I say the latter not to encourage you to do illegal stuff, but to make you understand why some ISP impose the use of their own box to their users and forbid custom firmwares. The attitude of ISP regarding this point varies a lot:
- Some ISP's let the user fully free of their action and officially allow user provided material to be connected to their network. They just announce that they provide support only for their own box, for other devices they provide generic ADSL parameters to use and it's up to the end-user to configure everything by himself. This was common in the pre "triple play" era, but nowadays it is sadly (but obviously?) not the way followed by the major ISP's.
- Some ISP officially impose the use of their own boxes, but do not technically restrict anything. You can find the parameters to use for your modem on Internet forums, and it will work. Be conscious, though, that your modem will only provide you Internet access, all other services usually provided by your triple or quadruple play ISP box (phone, television) will not be available with your modem.

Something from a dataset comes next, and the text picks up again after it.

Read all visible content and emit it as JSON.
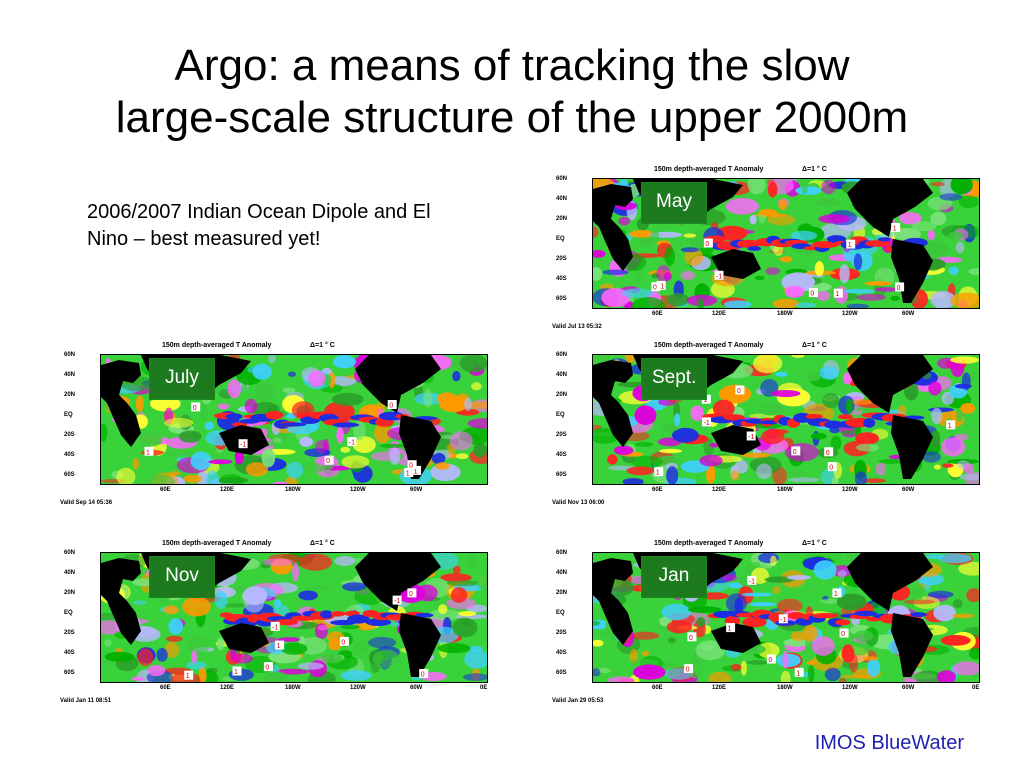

Some ISP strongly impose the use of their own boxes:
- First they filter incoming connection request's MAC address and reject the connection if the device MAC does not correspond to the MAC allocated to the subscriber (a common symptom of this is that the box from one subscriber is not be able to connect at another subscriber's home).
- Then from time to time they scan currently connected devices to detect non complying devices (I suppose such scanning can be easily merged in a script checking if your box firmware is up-to-date, except that it will not fail silently if it cannot connect to your box).

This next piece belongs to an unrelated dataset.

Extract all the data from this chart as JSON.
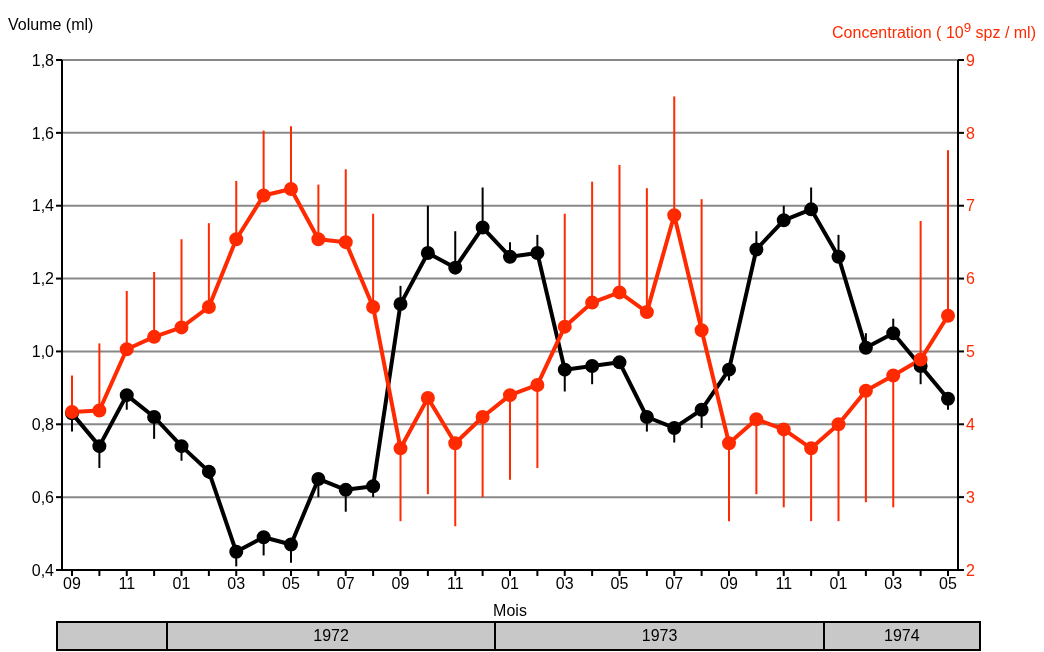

If you are detected as having maliciously bypassed the MAC check to connect a non compliant device to your ISP network, your ISP will consider this as a violation of the EULA and will be free to put an immediate term to your subscription (but you should not go in jail for this... unless it turns out that they also discover that you were wandering in their internal VoIP infrastructure following the black hat point above, if so be ready for some trouble...).
Customer's page on ISP's website use the source IP as sole authentication
Funnily enough, the security of home Internet access was one of my assignments in my last years study, and I saw with my own eyes such an awful practice.
Once someone gets access to your WiFi (if it is a stranger having no access to your home, but someone inside your home can do this from your LAN too), he gains access to the detailed phone bill showing every number you called, when and how long, access to the email box, plus any other service the ISP may provide (for instance some offer a web access to your phone voicemail) with the possibility to activate disabled ones... Well, huge security fail, fortunately this ISP eventually changed this to go on a more traditional and secure authentication system (it seems in your case this was optional, in the case I analysed it was not...).